Antes de regresar a Egipto, el príncipe Amenemhat hizo llamar a Sejemjet. Éste creyó que el corazón se le saldría del pecho por la emoción que le causaba el poder tener alguna noticia de Nefertiry. Mas como ocurriera la última vez que se vieron en el palacio de Tebas, el príncipe se encontraba acompañado por sus inseparables amigos: el escriba Tjanuny y el general Thutiy.

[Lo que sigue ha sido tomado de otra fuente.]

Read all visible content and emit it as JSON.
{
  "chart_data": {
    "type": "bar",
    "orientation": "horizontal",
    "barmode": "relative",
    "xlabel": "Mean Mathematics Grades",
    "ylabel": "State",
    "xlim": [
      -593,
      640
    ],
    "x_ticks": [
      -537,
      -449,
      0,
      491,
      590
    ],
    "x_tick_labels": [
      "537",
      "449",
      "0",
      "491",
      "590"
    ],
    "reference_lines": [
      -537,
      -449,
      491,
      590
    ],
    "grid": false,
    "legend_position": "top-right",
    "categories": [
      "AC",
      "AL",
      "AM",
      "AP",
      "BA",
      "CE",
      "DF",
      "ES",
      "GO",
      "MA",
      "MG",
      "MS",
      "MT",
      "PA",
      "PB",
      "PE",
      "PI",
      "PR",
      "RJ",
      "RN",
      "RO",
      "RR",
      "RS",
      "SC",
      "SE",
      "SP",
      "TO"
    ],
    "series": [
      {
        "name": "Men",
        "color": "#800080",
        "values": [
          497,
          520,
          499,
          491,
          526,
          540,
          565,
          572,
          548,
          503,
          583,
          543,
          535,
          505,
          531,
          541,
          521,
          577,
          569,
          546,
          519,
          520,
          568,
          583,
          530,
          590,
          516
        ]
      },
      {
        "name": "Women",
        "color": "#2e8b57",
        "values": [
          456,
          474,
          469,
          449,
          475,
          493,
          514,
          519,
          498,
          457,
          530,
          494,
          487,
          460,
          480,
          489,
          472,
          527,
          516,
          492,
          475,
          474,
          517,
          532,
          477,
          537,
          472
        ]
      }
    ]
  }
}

—¡Convendréis conmigo en que existen pocas dudas sobre la naturaleza semidivina de este hombre! —exclamó Amenemhat alborozado al ver entrar a Sejemjet en su tienda—. Creo que haríamos bien si consideráramos la posibilidad de que sirviera a Montu como uno de sus profetas. No habría mayor satisfacción para el dios de la guerra que el encontrar a su hijo predilecto dentro de su templo.

Sejemjet se sintió turbado, como de costumbre, pues no era capaz de aceptar aquel tipo de halagos con naturalidad. El general allí presente asintió esbozando una media sonrisa, pero Tjanuny lo miró con evidente desdén; en su opinión, un bárbaro analfabeto como aquél era lo último que necesitaba el clero del dios tebano de la guerra. Como ocurría con la mayoría de los escribas, Tjanuny despreciaba a los soldados, aunque en su caso, él mismo estuviera ligado al ejército.

—Espero que incluyas en tus anales las hazañas de este hijo del tempestuoso Set —añadió Amenemhat en tanto ofrecía un asiento al joven.

—Me temo que ésta sea una misión tan delicada que ni mis manos puedan llegar a controlarla —dijo Tjanuny con su habitual tono engolado—. Algún día el dios hará grabar en la piedra todas sus conquistas, para que los tiempos futuros queden maravillados por su poder. Serán acciones que nos hablarán de su propia divinidad, tan ajena a nosotros. Como bien sabéis, Menjeperre, vida, salud y prosperidad le sean dadas, está interesado en conocer cuanto le rodea, por ello desea recabar información sobre toda la fauna y la flora de los países conquistados a fin de dar fe de ello a la posteridad grabándolo sobre la piedra de sus templos.

Sejemjet se sintió incómodo. Sobre todo porque a él no le importaba en absoluto el hecho de ser inmortalizado en la piedra. Además, aquel escriba le parecía insufrible.

—La esencia de la divinidad a la que me refiero —continuó Tjanuny— se encuentra en la capacidad del señor de las Dos Tierras, Menjeperre, para valerse de los brazos de cuantos le sirven a la hora de alcanzar sus propósitos. Él es quien se glorifica ante los dioses, y el que velará por nosotros un día cuando se halle entre ellos tras ser justificado por el Tribunal de Osiris. Tú mismo, oh, príncipe, posees esa esencia, y cuando el actual Horus haya volado cumplirás la misma función, y te convertirás en el nexo de unión entre tu pueblo y los dioses milenarios. Entonces también serás inmortalizado en la piedra.